Студент взглянул на меня удивленно, в упор, поморгал светло-голубыми глазами и вдруг, тихо подмигнув, произнес странную фразу:
— Пойди к моему отцу в лавку, купи фунт фасоли, фунт кишмишу и полфунта горчицы, свари все это и съешь — тогда получишь Брема. Понимэ?
Он еще раз глумливо подмигнул, не очень сильно стукнул — меня книгой по носу и, поправив на плечах тужурку, подхватив под мышку стопку старых журналов, чихнул от пыли и исчез за порогом: библиотеки… «Вот тебе и секрет познания!» — с обидой подумал я.
…Поднявшись на гору и уже выходя на широкую хуторскую улицу, я вдруг услыхал за собой быстрые шаги и шумное дыхание — кто-то, запыхавшись, догонял меня.
Я обернулся и увидел перед собой знакомые горяче-карие глаза.
— Фу, Ёрка! Я чуть не запалился, догоняя тебя. Здорово, дружище!
Передо мной стоял Трофим Господинкин, бывший работник Рыбиных.
Я обрадованно кинулся к нему, и мы обнялись. Труша очень изменился — это был как будто и тот и не тот парень.
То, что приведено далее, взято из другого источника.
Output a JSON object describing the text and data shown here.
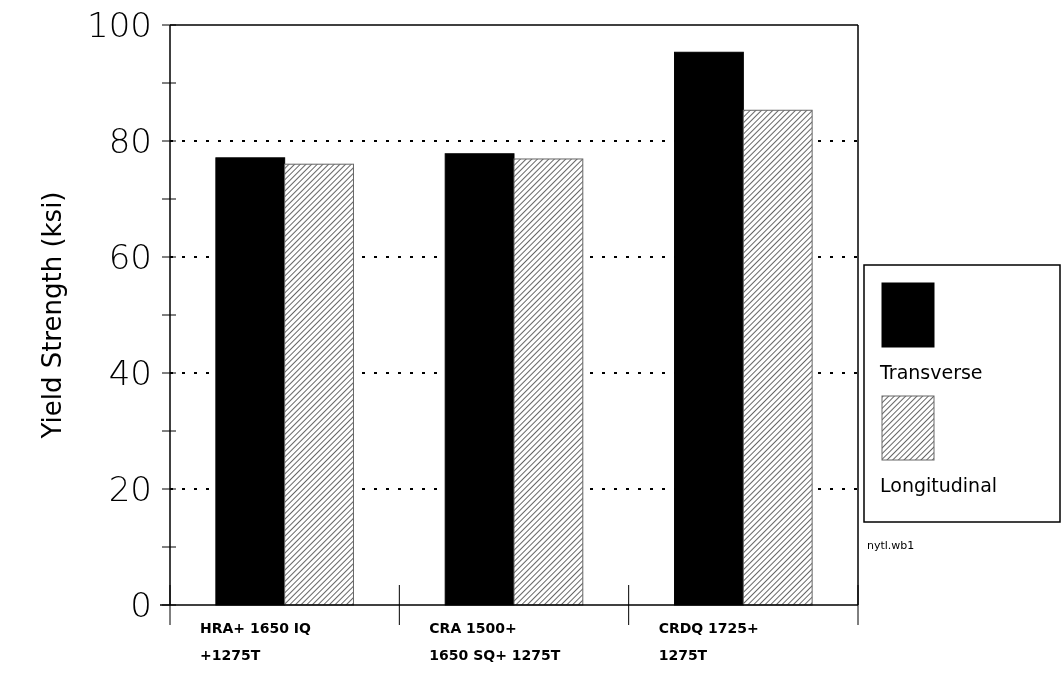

Робость его исчезла, фигура распрямилась, в узком, когда-то очень бледном, измученном лице появилась мужественная уверенность, совсем исчезло заискивающее выражение, а на верхней губе трогательно и вместе с тем совсем как у взрослого мужчины пробивалась темная щетинка уже не раз бритых усов.
И одет Труша был неузнаваемо — в новый суконный ватник с барашковым воротником, в суконные брюки и добротные, без единой латочки, хромовые сапоги.
— Труша! Да тебя не узнаешь — гляди, как вырядился! — воскликнул я.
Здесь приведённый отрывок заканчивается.